To enable virtual networks, we need virtual switches. While there are very complex software switches available as Virtual Images, the fastest and most efficient method is to use Linux Bridging. A Linux bridge is really a virtual switch. The Bridge module is a Linux kernel module first introduced in kernel version 2.2 around 2000. We use the brctl (bridge control) command to administer the Linux bridge.
How does this work?
A few basic concepts are needed first:
- Every bridge (VSwitch) must be associated or bound to a physical interface. This is how virtual traffic is routed to physical networks. As you can only ever bind ONE bridge to ONE interface and you often need many more bridges than interfaces, this can be an issue. For this, we have a solution (discussed later).
- Multiple virtual interfaces are bound to a single bridge by IP Pools (each IP pool is bound to a bridge).

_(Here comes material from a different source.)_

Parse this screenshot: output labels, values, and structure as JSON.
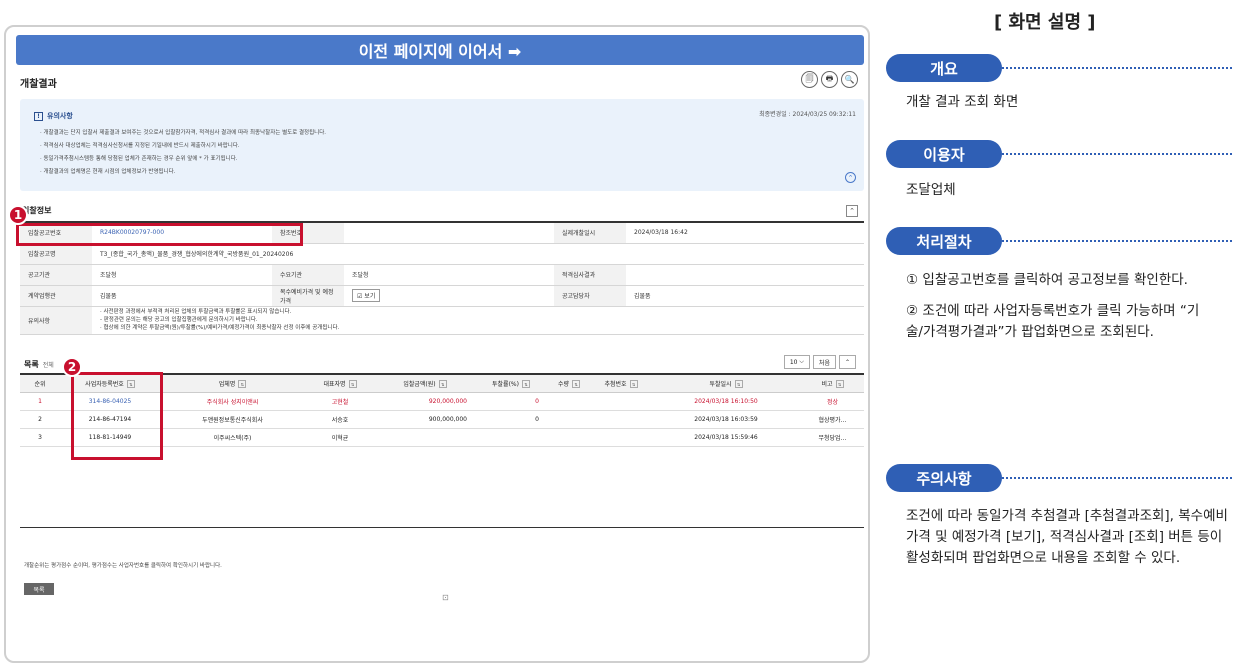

- Different bridges cannot communicate with each other unless the traffic is routed. Public IP’s are usually routed, but Private IP ranges usually need a virtual router to communicate with other Private IP ranges. A routing entry on the Linux host can also allow this.
- Each bridge is in effect a VLAN (Virtual Lan) and thus an isolated switch.
- Bridges on separate hosts need to meet two requirements to communicate:
- They must share the same name and thus be bound to the same IP pool
- Each bridge must have an IP that is part of the IP pool it belongs to.
As we usually need many bridges that route over the same physical interface, and we can only bond on a one to one ratio, we need a solution. Luckily Linux has the perfect solution – virtual interfaces. The main/physical interfaces usually get a base number i.e eth0, eth1, eth2 or eno0, eno1, eno2. Virtual interfaces reference this base number but add a tag i.e eth0.100 or eth0.0.
Using this, we usually create a virtual interface with a name relating to the bridge bonded to it i.e eth0.123 is bonded to br_123. This helps keep thing clearer for the other sysadmins who need to maintain the system.
The Bridge – VPS Interface
To each bridge, all the VPS’s that need to see each other or need to connect to the same REALM (i.e internet) have an interface bound to the specific bridge. One can see this if you run the command “brctl show” on the host system.
In summary, The basics of virtual networking are not really complicated. All that is needed is the same care in planning that you would use with any decent network build.